In October a new IAEA expert arrived, John Stewart, an agricultural chemist from the University of Saskatoon (Canada), to spend a year at CENA to study soils and plants in Brazil. After some time, he confided to me that he had a curious problem. Whenever he submitted two identical soil or plant samples for analysis to a local laboratory, two entirely different results were reported. “I wish I had an AutoAnalyzer,” he said. “I could analyze myself all the soil extracts that I already have.” He had at that point a few thousand samples and needed them analyzed for phosphate, nitrogen (ammonia and nitrate), chloride, sulphate, Iron, etc. He was right, the Technicon AutoAnalyzer® was at that time the state-of-the-art automated analyzer, based on air-segmented continuous flow, where reagent based colorimetric procedures for clinical, industrial and agricultural assays were fully automated. I could have helped him with the instrument, since I had nine years earlier attended Technicon’s course in Surrey, England, where Dr. Holy from Technicon gave a series of fascinating presentations and guided lab experiments. As a consequence, I became a devoted AutoAnalyzer fan, and even published a paper suggesting its use in radiochemistry (Ruzicka 1969).

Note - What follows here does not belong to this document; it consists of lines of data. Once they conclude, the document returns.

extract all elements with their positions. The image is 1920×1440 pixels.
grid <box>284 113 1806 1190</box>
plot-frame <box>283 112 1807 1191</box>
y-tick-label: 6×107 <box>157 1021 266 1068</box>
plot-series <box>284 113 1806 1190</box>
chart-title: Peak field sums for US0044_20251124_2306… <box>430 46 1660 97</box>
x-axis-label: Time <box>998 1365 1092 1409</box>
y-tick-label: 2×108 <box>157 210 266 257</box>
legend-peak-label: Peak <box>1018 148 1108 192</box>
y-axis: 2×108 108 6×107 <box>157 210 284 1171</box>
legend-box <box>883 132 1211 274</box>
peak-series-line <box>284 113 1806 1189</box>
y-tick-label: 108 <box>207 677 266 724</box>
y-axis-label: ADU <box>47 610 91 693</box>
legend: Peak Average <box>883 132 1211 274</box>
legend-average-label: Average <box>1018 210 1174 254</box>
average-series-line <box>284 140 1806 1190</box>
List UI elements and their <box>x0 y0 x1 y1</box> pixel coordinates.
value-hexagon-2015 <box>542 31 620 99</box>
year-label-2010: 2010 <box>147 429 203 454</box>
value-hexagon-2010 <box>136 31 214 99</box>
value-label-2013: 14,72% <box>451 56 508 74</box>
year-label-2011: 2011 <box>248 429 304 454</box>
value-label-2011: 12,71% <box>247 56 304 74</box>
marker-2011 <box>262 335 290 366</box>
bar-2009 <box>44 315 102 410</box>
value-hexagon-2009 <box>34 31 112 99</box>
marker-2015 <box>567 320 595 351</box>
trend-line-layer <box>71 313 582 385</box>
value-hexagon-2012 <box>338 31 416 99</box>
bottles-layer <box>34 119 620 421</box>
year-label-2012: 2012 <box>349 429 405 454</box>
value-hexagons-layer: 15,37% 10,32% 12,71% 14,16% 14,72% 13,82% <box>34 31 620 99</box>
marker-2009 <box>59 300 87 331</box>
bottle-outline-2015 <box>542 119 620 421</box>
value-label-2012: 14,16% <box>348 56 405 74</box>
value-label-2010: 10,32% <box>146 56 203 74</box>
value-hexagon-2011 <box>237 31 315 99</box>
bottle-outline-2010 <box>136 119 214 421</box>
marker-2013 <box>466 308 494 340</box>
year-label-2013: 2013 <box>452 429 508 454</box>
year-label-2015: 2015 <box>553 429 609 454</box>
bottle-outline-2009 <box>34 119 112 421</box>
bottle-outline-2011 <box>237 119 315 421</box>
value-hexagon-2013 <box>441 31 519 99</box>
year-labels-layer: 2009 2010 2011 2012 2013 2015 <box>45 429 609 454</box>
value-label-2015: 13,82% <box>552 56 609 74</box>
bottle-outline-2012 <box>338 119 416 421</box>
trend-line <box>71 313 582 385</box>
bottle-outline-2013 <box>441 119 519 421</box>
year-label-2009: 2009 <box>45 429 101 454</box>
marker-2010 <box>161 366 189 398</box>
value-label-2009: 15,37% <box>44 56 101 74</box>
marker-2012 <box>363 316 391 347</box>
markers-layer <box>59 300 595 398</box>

The problem was that we did not have an AutoAnalyzer, and IAEA would not buy us one, since it would not have been diplomatic for us to broadcast what the real problem was with the local analytical service. When I told John that there may be another solution, we became partners in the unplanned venture of applying FIA to real life assays. To begin with, we had a pump and about 20 m of 0.8 mm I.D. polyethylene tubing that I had brought from Denmark. John found somewhere a Beckmann spectrophotometer and recorder, covered with layers of dust. We found bleach in the supermarket, and phenol and a syringe in a pharmacy. The rest of the materials were sent by Elo Hansen from Copenhagen, courtesy of said Jerry Schaeffer, who was a Lufthansa Airline station master in Brazil. His son Jan gave us his Lego® toys and Berga made the injector block. The first real life FIA machine was ready to go.